Loopbaanoriëntatie en -begeleiding Op de locaties krijgen de leerlingen goede voorlichting over hun studie- en beroepskeuze en begeleiding bij hun loopbaankeuzes. Leerlingen krijgen door voorlichting, beroepservaringen (ook buiten de school) en reflectiegesprekken (en soms door het maken van testen) inzicht in de wereld van werk en beroep, maar ook in wie ze zijn, wat ze leuk vinden, wat ze kunnen en belangrijk vinden. Ook doen leerlingen enige ervaring op met netwerken. De school wil de leerling leren kiezen.
Leerlingvolgsysteem We maken gebruik van Magister als leerlingvolgsysteem. In dit systeem wordt alle relevante informatie van de leerling opgeslagen. Dit systeem wordt gebruikt als het digitale ondersteuningsdossier voor de leerling.
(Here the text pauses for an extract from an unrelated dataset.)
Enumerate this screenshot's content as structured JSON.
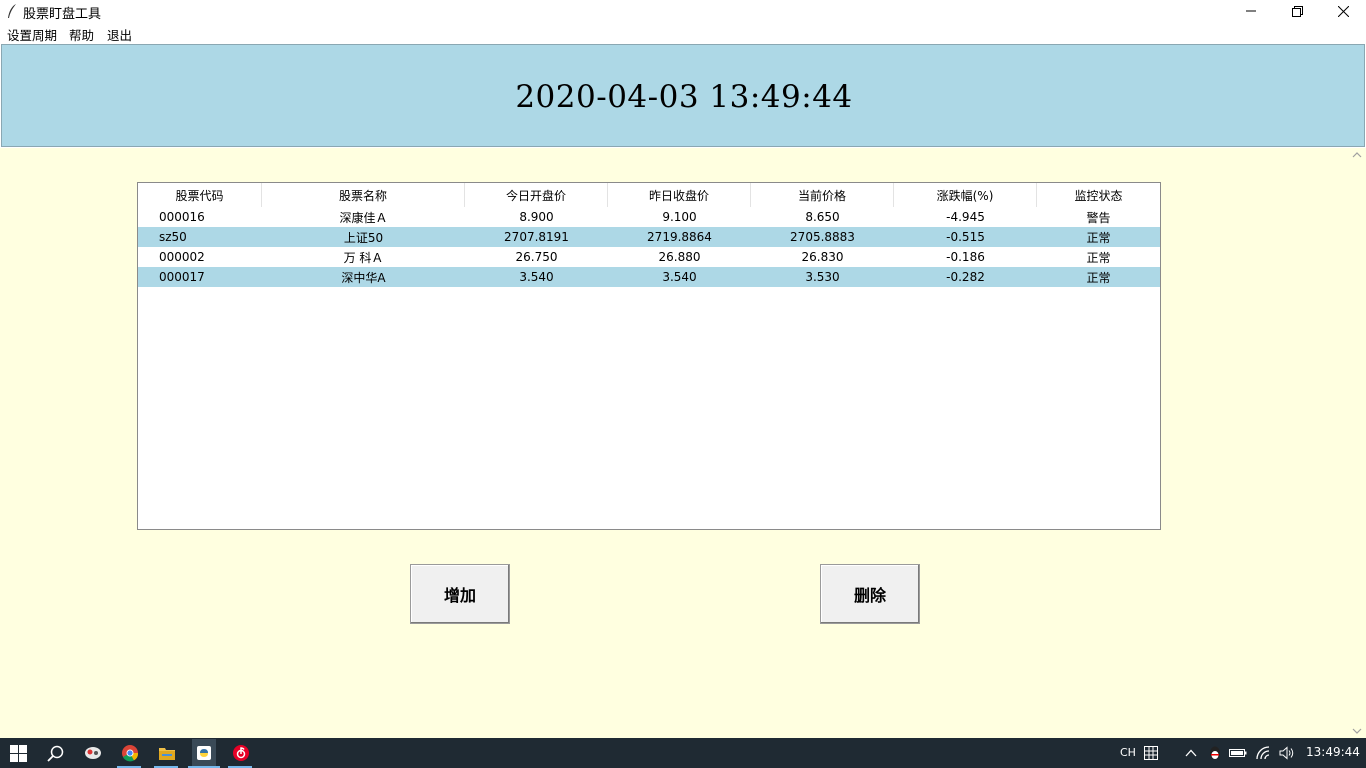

Samenwerkingsverband De Amersfoortse locaties van Guido de Brès maken onderdeel uit van het Samenwerkingsverband Eemland, dat samen met andere partners garant staat voor Passend Onderwijs. Dit samenwerkingsverband zorgt ervoor dat alle leerlingen goed onderwijs kunnen krijgen en niemand buiten de boot valt. Passend Onderwijs betekent dat voor alle leerlingen een passend onderwijszorgaanbod wordt ontwikkeld. Dit wordt gerealiseerd in regionale netwerken zoals Samenwerkingsverband Eemland of voor de locatie Arnhem Samenwerkingsverband 13-1. Leerlingen kunnen via deze samenwerkingsverbanden een beroep doen op extra zorg. Deze voorzieningen voor extra zorg zijn niet op elke school aanwezig. Het uitgangspunt is dat er geen leerlingen thuis zitten, maar zich ontwikkelen binnen ons onderwijs.
GSG Guido de Brès
8
Huiswerkondersteuning Om leerlingen te helpen met het plannen en het maken van huiswerk kunnen ze op alle locaties huiswerkondersteuning krijgen. De begeleiding is erop gericht om zelfstandig te leren plannen en structureren. We bieden ook de mogelijkheid voor extra huiswerkondersteuning. Voor deze huiswerkondersteuning, buiten de reguliere lessen om, wordt van de ouders een financiële bijdrage gevraagd. Actiepunten: het realiseren van passend onderwijs binnen de school (schoolondersteuningsprofiel); het ontwikkelen van beleid rond het Juniorcollege; onderzoek doen naar mogelijkheden om meer ondersteuningsinformatie uit Magister (het leerlingvolgsysteem, zie paragraaf 7) te krijgen (professionalisering van het informatiemanagement); scholing rond het voeren van reflectiegesprekken; verder ontwikkelen van onderwijs aan meer- en hoogbegaafden (modules).
7.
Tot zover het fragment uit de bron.